В представлении Никодима о причинах событий существовало несколько уровней. К нижнему он относил то, что им именовалось "причинностью в обычном понимании". Этот уровень оценивался им невысоко. Поясняя свою мысль, во время описываемой беседы он взял пример из недавнего, такого близкого мне, прошлого. Американские историки объяснили Косовскую войну стремлением НАТО разрешить многолетний конфликт между сербами и албанцами. Русские историки либо отрицали эту причину, либо относили ее к самым несущественным, выдвигая на передний план стремление НАТО к расширению.
- При том, что и русские, и американские историки ангажированны, - заключал Никодим, - и те, и другие признают каузальность.
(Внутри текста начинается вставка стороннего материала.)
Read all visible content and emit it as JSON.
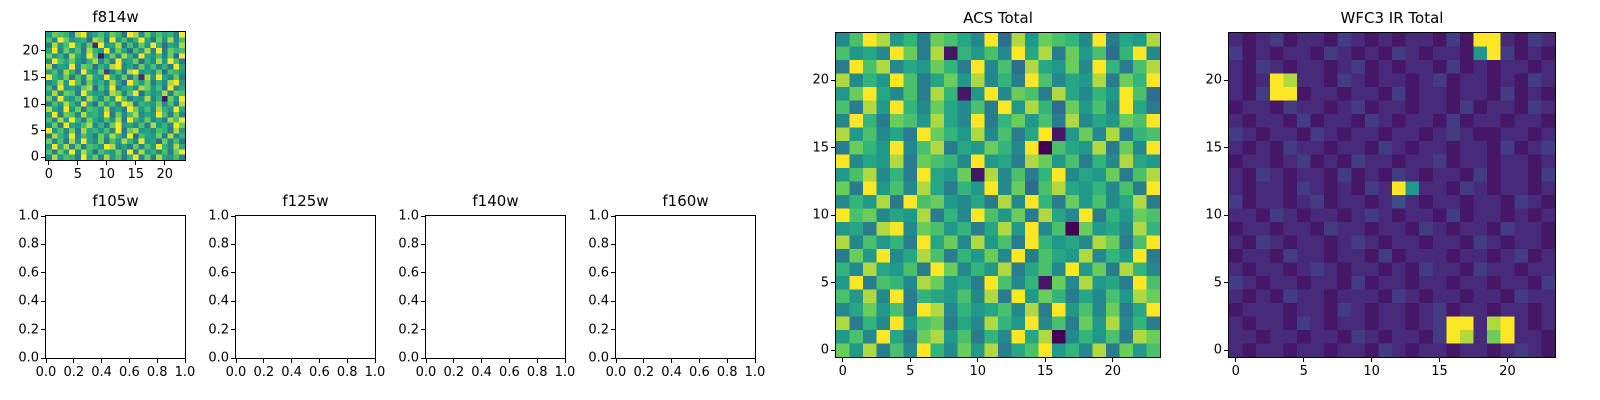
{
  "figure": {
    "background": "#ffffff",
    "text_color": "#000000",
    "axis_color": "#000000"
  },
  "colors": {
    "viridis_stops": [
      [
        0.0,
        "#440154"
      ],
      [
        0.125,
        "#482878"
      ],
      [
        0.25,
        "#3e4a89"
      ],
      [
        0.375,
        "#31688e"
      ],
      [
        0.5,
        "#26828e"
      ],
      [
        0.625,
        "#1f9e89"
      ],
      [
        0.75,
        "#35b779"
      ],
      [
        0.875,
        "#6dcd59"
      ],
      [
        1.0,
        "#fde725"
      ]
    ]
  },
  "chart_data": [
    {
      "type": "heatmap",
      "title": "f814w",
      "grid_size": 24,
      "x_range": [
        -0.5,
        23.5
      ],
      "y_range": [
        -0.5,
        23.5
      ],
      "x_ticks": [
        "0",
        "5",
        "10",
        "15",
        "20"
      ],
      "y_ticks": [
        "0",
        "5",
        "10",
        "15",
        "20"
      ],
      "colormap": "viridis",
      "cell_values_hex_0_to_f": [
        "9dcb7ef8ac9db6fe8d9cab7f",
        "c8fd9ab6ed7f9c8bfa6d9e8c",
        "7e9cfb8d2f9ae7c8d9fb6a9e",
        "af8d9c7eb9f8da6c9e8f7dbc",
        "d9b7ea8fc19d8eb7fa9c8d6f",
        "8fcad97be8c7f9ad6b8e9fc7",
        "e7a9f8dc6b9ef8a7d9c8b7fa",
        "9c8eb7fa9d38c7ef9a8d6cb9",
        "fb9d7c8ea9fb8d7c2e9fa8d7",
        "8ae9fc7d9b8ea6fc9d7b8ef9",
        "c7f9a8de6c9f7ab8ed9c7f8a",
        "9e8dc7fb9a7ed8cf6b9ae7dc",
        "d8fa9c7eb8d9fc7a9e8b1d9f",
        "7c9eb8fa6d9c8fe7ba9d8c7e",
        "ea8f9d7cb9e8a7fd9c8eb9fa",
        "9f7dc8eab9f7d8ce8a9fc7d8",
        "c8e9fb7da8c9e7fb9d8a7ecf",
        "8d7fa9ce8b7df9a8c7e9b8fd",
        "f9c8d7eab9c8f7de9a8cb7e9",
        "7eb9f8ca7d9eb8f6ca9d7e8b",
        "d8c7e9fa8d7c9eb8f9a6d8c7",
        "9fae8d7cb9fe8a7d8c9fb8ea",
        "c7d9f8eb6ca9d8f7e9b8c7df",
        "8e9cb7fad8e9c7bf8d7ea9c8"
      ]
    },
    {
      "type": "empty",
      "title": "f105w",
      "x_range": [
        0,
        1
      ],
      "y_range": [
        0,
        1
      ],
      "x_ticks": [
        "0.0",
        "0.2",
        "0.4",
        "0.6",
        "0.8",
        "1.0"
      ],
      "y_ticks": [
        "0.0",
        "0.2",
        "0.4",
        "0.6",
        "0.8",
        "1.0"
      ]
    },
    {
      "type": "empty",
      "title": "f125w",
      "x_range": [
        0,
        1
      ],
      "y_range": [
        0,
        1
      ],
      "x_ticks": [
        "0.0",
        "0.2",
        "0.4",
        "0.6",
        "0.8",
        "1.0"
      ],
      "y_ticks": [
        "0.0",
        "0.2",
        "0.4",
        "0.6",
        "0.8",
        "1.0"
      ]
    },
    {
      "type": "empty",
      "title": "f140w",
      "x_range": [
        0,
        1
      ],
      "y_range": [
        0,
        1
      ],
      "x_ticks": [
        "0.0",
        "0.2",
        "0.4",
        "0.6",
        "0.8",
        "1.0"
      ],
      "y_ticks": [
        "0.0",
        "0.2",
        "0.4",
        "0.6",
        "0.8",
        "1.0"
      ]
    },
    {
      "type": "empty",
      "title": "f160w",
      "x_range": [
        0,
        1
      ],
      "y_range": [
        0,
        1
      ],
      "x_ticks": [
        "0.0",
        "0.2",
        "0.4",
        "0.6",
        "0.8",
        "1.0"
      ],
      "y_ticks": [
        "0.0",
        "0.2",
        "0.4",
        "0.6",
        "0.8",
        "1.0"
      ]
    },
    {
      "type": "heatmap",
      "title": "ACS Total",
      "grid_size": 24,
      "x_range": [
        -0.5,
        23.5
      ],
      "y_range": [
        -0.5,
        23.5
      ],
      "x_ticks": [
        "0",
        "5",
        "10",
        "15",
        "20"
      ],
      "y_ticks": [
        "0",
        "5",
        "10",
        "15",
        "20"
      ],
      "colormap": "viridis",
      "cell_values_hex_0_to_f": [
        "8cfe9b7dca8f6e9dcb8f7a9e",
        "c9a8fd7e1b9c8fae7d9c6bf8",
        "7fce8a9db7f8c6ea9d8fb7ce",
        "e8b9fc7ad9e8b7fc8a9e7dbf",
        "9dfa8c7eb19f8dc7ea8b9fc6",
        "c7e9fb8da8c7f9eb6d9c8fa7",
        "8fb7dc9ea8f7bd9c7e8a9dcf",
        "e9c8a7fdb9e8c7af19d8e7bc",
        "7db9f8ce7a9db8f0ca9e7d8f",
        "f8a9e7dcb8f9a7ed9c7b8ea9",
        "9ce8b7fa9d1e8c7bf8a9d7ce",
        "d7f9c8ea7b9f8d6cea9b8c7f",
        "8b9e7fcd98a7e8fb7d9c8ae7",
        "fcd8a9e7b8fc9d7ea8f7b9dc",
        "9a7ef8dc9b7ae9f8c0d9a8eb",
        "e8c9b7fad8e9c7fb9a8ed7cf",
        "7d9f8aec7b9d8f7ca9e8b9f7",
        "b8ea9c7fd8b9e7ac8f9d7eb8",
        "9f7cb8ed9a7fc8b1d8e9a7fc",
        "c9e8f7ba9c8e7f9db7a8c9ed",
        "8ad9c7fe8b9ac8e7f9c8d7af",
        "e7b8f9cd7a8eb9f8c7d9e8b7",
        "9c8fa7de9c7b8fae08b9c7ed",
        "d9e7c8fb8d9e7acf9b8e7d9c"
      ]
    },
    {
      "type": "heatmap",
      "title": "WFC3 IR Total",
      "grid_size": 24,
      "x_range": [
        -0.5,
        23.5
      ],
      "y_range": [
        -0.5,
        23.5
      ],
      "x_ticks": [
        "0",
        "5",
        "10",
        "15",
        "20"
      ],
      "y_ticks": [
        "0",
        "5",
        "10",
        "15",
        "20"
      ],
      "colormap": "viridis",
      "cell_values_hex_0_to_f": [
        "212312213212122131ff2132",
        "3121221321213212219f3121",
        "213212212312122131212212",
        "212fe2213212212312212132",
        "213ff1221221312212213121",
        "122132212312212213122132",
        "212213122132122131221221",
        "321221321221221232112212",
        "212132212213212212213123",
        "122123121322122312212212",
        "213212213121321221312213",
        "212213212132f92213212212",
        "312212312212421221221321",
        "221321221232122131221212",
        "122122132212213212213221",
        "213212212321221221321221",
        "122132212213122212212312",
        "212212321221213221322122",
        "321221221312212212212213",
        "212132212221321221221322",
        "122212213212212312212212",
        "2122132122122123ff2ef212",
        "2212212213212213fe2df221",
        "212212212213212212212321"
      ]
    }
  ]
}
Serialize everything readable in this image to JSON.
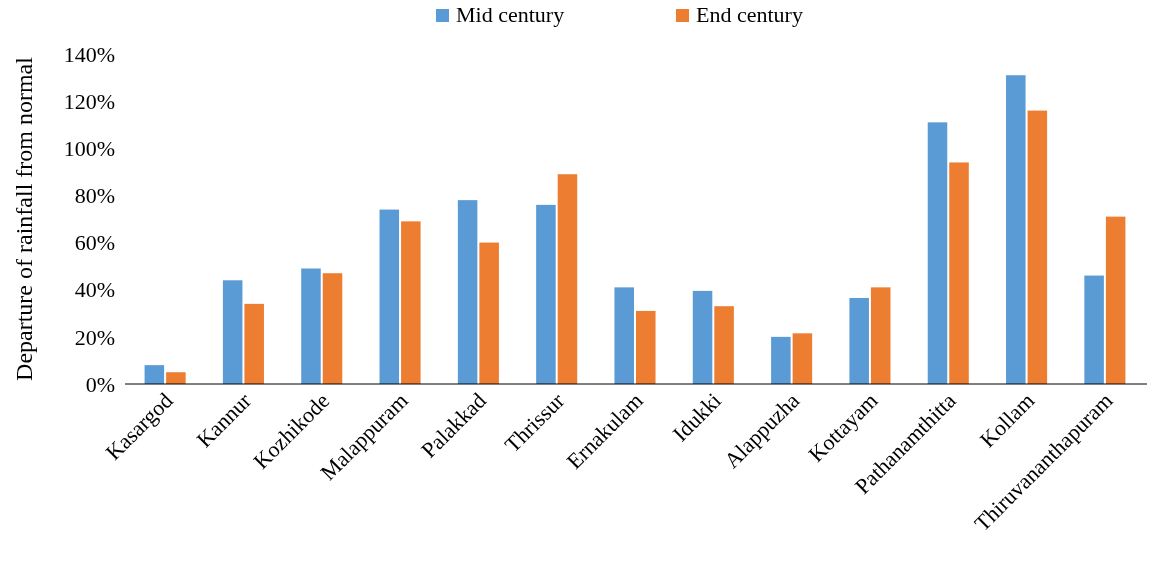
{
  "chart_data": {
    "type": "bar",
    "ylabel": "Departure of rainfall from normal",
    "categories": [
      "Kasargod",
      "Kannur",
      "Kozhikode",
      "Malappuram",
      "Palakkad",
      "Thrissur",
      "Ernakulam",
      "Idukki",
      "Alappuzha",
      "Kottayam",
      "Pathanamthitta",
      "Kollam",
      "Thiruvananthapuram"
    ],
    "series": [
      {
        "name": "Mid century",
        "color": "#5b9bd5",
        "values": [
          8,
          44,
          49,
          74,
          78,
          76,
          41,
          39.5,
          20,
          36.5,
          111,
          131,
          46
        ]
      },
      {
        "name": "End century",
        "color": "#ed7d31",
        "values": [
          5,
          34,
          47,
          69,
          60,
          89,
          31,
          33,
          21.5,
          41,
          94,
          116,
          71
        ]
      }
    ],
    "ylim": [
      0,
      140
    ],
    "yticks": [
      {
        "value": 0,
        "label": "0%"
      },
      {
        "value": 20,
        "label": "20%"
      },
      {
        "value": 40,
        "label": "40%"
      },
      {
        "value": 60,
        "label": "60%"
      },
      {
        "value": 80,
        "label": "80%"
      },
      {
        "value": 100,
        "label": "100%"
      },
      {
        "value": 120,
        "label": "120%"
      },
      {
        "value": 140,
        "label": "140%"
      }
    ],
    "grid": false,
    "legend": "top"
  }
}
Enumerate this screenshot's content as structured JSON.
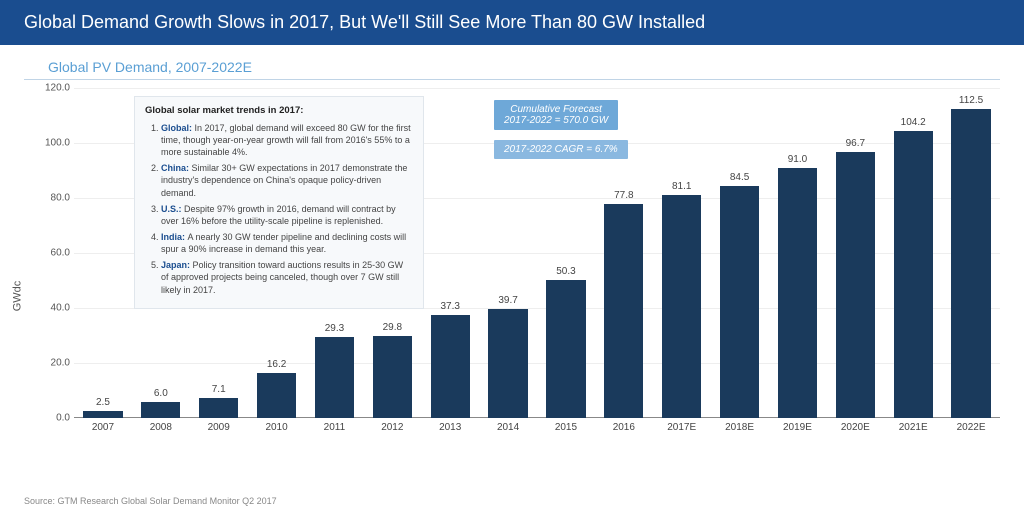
{
  "header": {
    "title": "Global Demand Growth Slows in 2017, But We'll Still See More Than 80 GW Installed",
    "subtitle": "Global PV Demand, 2007-2022E"
  },
  "chart": {
    "type": "bar",
    "y_label": "GWdc",
    "ylim": [
      0,
      120
    ],
    "ytick_step": 20,
    "yticks": [
      "0.0",
      "20.0",
      "40.0",
      "60.0",
      "80.0",
      "100.0",
      "120.0"
    ],
    "bar_color": "#1a3a5c",
    "grid_color": "#eeeeee",
    "baseline_color": "#888888",
    "background_color": "#ffffff",
    "label_fontsize": 10,
    "categories": [
      "2007",
      "2008",
      "2009",
      "2010",
      "2011",
      "2012",
      "2013",
      "2014",
      "2015",
      "2016",
      "2017E",
      "2018E",
      "2019E",
      "2020E",
      "2021E",
      "2022E"
    ],
    "values": [
      2.5,
      6.0,
      7.1,
      16.2,
      29.3,
      29.8,
      37.3,
      39.7,
      50.3,
      77.8,
      81.1,
      84.5,
      91.0,
      96.7,
      104.2,
      112.5
    ]
  },
  "annotations": {
    "box_title": "Global solar market trends in 2017:",
    "items": [
      {
        "k": "Global:",
        "t": "In 2017, global demand will exceed 80 GW for the first time, though year-on-year growth will fall from 2016's 55% to a more sustainable 4%."
      },
      {
        "k": "China:",
        "t": "Similar 30+ GW expectations in 2017 demonstrate the industry's dependence on China's opaque policy-driven demand."
      },
      {
        "k": "U.S.:",
        "t": "Despite 97% growth in 2016, demand will contract by over 16% before the utility-scale pipeline is replenished."
      },
      {
        "k": "India:",
        "t": "A nearly 30 GW tender pipeline and declining costs will spur a 90% increase in demand this year."
      },
      {
        "k": "Japan:",
        "t": "Policy transition toward auctions results in 25-30 GW of approved projects being canceled, though over 7 GW still likely in 2017."
      }
    ],
    "callout1_l1": "Cumulative Forecast",
    "callout1_l2": "2017-2022 = 570.0 GW",
    "callout2": "2017-2022 CAGR = 6.7%",
    "callout1_bg": "#6ea8d8",
    "callout2_bg": "#8ab8e0"
  },
  "source": "Source: GTM Research Global Solar Demand Monitor Q2 2017"
}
Они анализируют событие посредством одного и того же метода. И если результаты их прямо противоположны, значит, эффективность этого метода можно поставить под сомнение.
- Выходит, что причинно-следственность не может ничего объяснить?
В пожелтевших негреющих лучах наши тени казались приклеенными к траве.
- Нет, почему же, кое-что она все-таки может. Та причинно-следственность, о которой вы говорите, способна объяснить то, что на поверхности. Например, форму, в которой протекает явление. Но не само явление.
- Вы хотите сказать, что самые глубокие причины от нас скрыты?
- Скрыты. И необязательно - самые глубокие. Просто - многие, даже большинство. Истинная сумма причин так велика, что равнозначна их отсутствию. И если вспомнить наш пример с войной, то взаимоотношения сербов и албанцев не объясняют и сотой доли произошедшего. Чтобы понять эту войну всерьез, следовало бы начинать с чего-то другого.
- С чего?
- Трудно сказать. Может быть, с изменения нравственных идеалов американцев. Но ведь и здесь, в свою очередь, миллионы причин и следствий. Так что нет смысла цепляться за частности, все равно получается pars pro toto. Иными словами, об исторических событиях мы знаем до обидного мало, но при этом выносим о них суждения, сравниваем их друг с другом и так далее.
Я ничего не отвечал, и через несколько минут Никодим заговорил снова.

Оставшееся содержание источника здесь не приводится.